Convert the bitcount.c file to X86_64 assembly code. To do this I recommend copying the bitcount.c file as bitcount.s and begin converting the code line by line.

  • It is not recommended that you use the syscall registers: rax, rdi, rsi, rdx, r10, r8 or r9 (or r11) for your main program except for system calls, use rbx or r12-r15. Preferably use memory for variable storage.

  • The "command line parameters" to your assembly program are placed on the stack for you by the kernel. They are located immediately before where the stack register (rsp) points to. The first parameter is "argc", the value of which would be at [rsp]. argv is then "above" that location, each pointer is 8 bytes, thus argv[0] is at [rsp+8], argv[1] at [rsp+16], etc. If the value at [rsp+n*8] == 0, then you are at the end of the arguments list.
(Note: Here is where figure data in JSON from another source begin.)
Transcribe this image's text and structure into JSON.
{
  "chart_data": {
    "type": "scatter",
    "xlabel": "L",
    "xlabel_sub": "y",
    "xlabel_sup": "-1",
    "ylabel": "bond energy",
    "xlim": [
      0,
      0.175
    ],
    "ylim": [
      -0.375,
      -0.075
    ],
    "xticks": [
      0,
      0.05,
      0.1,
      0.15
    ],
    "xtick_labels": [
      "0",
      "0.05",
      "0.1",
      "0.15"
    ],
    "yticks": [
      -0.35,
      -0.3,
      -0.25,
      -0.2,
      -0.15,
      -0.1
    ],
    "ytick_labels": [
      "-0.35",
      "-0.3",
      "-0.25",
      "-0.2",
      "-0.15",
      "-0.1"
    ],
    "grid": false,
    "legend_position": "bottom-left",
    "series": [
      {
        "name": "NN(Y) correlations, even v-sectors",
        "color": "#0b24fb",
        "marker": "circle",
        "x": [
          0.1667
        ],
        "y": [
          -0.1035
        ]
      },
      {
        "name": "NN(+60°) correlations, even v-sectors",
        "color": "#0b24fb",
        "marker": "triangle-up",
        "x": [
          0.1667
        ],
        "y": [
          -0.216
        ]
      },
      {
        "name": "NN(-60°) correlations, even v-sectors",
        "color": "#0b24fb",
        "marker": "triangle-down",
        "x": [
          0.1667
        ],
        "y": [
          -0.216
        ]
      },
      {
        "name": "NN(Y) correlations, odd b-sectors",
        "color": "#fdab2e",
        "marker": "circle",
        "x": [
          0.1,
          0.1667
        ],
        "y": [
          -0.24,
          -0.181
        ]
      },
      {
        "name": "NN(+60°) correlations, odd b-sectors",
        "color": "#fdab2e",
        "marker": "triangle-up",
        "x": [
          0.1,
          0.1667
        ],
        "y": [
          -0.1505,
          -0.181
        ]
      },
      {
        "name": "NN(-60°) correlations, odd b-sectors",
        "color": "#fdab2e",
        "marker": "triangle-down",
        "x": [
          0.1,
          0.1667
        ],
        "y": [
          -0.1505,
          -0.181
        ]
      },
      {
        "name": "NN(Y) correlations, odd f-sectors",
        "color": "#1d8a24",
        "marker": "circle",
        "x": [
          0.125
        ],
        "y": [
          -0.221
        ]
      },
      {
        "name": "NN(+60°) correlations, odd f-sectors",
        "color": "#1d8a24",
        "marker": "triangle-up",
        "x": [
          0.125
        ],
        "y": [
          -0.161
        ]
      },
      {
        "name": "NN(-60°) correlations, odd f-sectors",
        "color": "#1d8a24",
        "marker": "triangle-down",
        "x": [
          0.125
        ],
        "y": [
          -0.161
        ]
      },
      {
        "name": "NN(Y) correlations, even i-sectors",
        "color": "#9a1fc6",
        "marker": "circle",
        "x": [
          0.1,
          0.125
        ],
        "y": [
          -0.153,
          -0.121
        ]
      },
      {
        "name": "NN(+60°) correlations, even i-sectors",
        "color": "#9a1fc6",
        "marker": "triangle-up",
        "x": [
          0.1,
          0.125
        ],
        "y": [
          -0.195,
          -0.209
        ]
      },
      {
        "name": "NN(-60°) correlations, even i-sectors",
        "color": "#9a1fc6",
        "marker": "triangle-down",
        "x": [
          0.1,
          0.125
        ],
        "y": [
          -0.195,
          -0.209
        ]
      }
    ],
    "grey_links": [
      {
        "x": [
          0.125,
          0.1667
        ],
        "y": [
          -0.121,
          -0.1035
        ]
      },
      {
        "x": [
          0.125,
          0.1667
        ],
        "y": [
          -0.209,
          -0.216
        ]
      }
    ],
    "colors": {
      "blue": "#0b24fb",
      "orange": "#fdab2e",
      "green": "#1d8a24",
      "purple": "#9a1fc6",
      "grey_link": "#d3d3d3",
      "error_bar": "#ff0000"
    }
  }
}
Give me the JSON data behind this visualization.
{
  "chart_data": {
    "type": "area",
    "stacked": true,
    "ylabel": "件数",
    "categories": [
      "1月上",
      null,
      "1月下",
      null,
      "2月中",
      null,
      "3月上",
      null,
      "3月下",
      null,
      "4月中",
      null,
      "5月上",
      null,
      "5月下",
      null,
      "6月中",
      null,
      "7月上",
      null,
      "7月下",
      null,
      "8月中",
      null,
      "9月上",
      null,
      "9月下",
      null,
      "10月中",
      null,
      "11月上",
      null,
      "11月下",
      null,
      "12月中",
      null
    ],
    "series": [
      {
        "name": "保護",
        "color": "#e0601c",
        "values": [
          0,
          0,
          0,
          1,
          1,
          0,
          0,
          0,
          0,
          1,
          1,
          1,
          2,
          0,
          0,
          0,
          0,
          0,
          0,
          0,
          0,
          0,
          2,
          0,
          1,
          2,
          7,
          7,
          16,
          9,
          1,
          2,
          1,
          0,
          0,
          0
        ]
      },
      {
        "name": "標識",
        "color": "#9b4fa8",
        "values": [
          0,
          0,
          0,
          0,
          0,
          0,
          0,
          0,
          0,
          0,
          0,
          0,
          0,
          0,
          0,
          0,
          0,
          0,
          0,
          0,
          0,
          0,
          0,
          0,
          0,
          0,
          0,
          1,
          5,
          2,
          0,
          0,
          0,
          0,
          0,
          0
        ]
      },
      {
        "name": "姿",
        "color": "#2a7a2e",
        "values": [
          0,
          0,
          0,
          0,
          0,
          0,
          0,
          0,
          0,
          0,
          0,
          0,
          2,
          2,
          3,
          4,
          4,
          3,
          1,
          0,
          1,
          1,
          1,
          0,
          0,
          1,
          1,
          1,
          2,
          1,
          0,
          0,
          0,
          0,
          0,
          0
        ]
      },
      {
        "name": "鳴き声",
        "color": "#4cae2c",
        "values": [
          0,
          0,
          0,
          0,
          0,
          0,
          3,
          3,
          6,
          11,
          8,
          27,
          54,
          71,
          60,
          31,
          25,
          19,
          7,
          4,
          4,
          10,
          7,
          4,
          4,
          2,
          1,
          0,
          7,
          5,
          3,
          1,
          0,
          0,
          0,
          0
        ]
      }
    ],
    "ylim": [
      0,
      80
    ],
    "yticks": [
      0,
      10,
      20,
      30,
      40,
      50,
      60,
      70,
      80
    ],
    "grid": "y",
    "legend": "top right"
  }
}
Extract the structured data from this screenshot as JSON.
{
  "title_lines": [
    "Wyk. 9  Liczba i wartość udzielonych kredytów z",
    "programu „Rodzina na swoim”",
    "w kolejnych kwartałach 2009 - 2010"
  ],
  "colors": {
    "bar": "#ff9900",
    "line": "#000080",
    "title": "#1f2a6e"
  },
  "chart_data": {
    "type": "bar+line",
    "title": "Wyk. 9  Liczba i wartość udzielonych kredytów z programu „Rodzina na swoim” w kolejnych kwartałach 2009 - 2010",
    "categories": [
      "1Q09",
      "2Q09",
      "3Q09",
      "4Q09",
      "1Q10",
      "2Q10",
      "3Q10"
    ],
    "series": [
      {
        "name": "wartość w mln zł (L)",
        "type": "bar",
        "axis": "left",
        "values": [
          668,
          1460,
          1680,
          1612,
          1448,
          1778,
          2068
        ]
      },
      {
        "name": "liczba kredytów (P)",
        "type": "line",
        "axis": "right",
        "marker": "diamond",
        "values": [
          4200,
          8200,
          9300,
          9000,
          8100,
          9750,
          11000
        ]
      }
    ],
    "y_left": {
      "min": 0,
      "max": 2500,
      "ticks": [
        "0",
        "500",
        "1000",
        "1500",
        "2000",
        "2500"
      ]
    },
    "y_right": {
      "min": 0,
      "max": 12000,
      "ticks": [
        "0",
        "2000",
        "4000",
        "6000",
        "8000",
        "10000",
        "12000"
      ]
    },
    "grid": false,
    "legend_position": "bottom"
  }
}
    To access the first character of argv[1], placing it in r15 would then require:

  mov r14, [rsp+16]     ; loads address of argv[1] into r14. Remember that
                        ; argv[1] is a pointer (i.e. an address) to the
                        ; string, it must still be de-referenced.
  mov r15, BYTE [r14]   ; Move the byte at the address in r14 into r15.

The file argv.s contain example code for accessing the arguments (and environment) in assembly and the file lib.s contains a number of assembly routines that argv.s uses and that you may find useful for completing this exercise.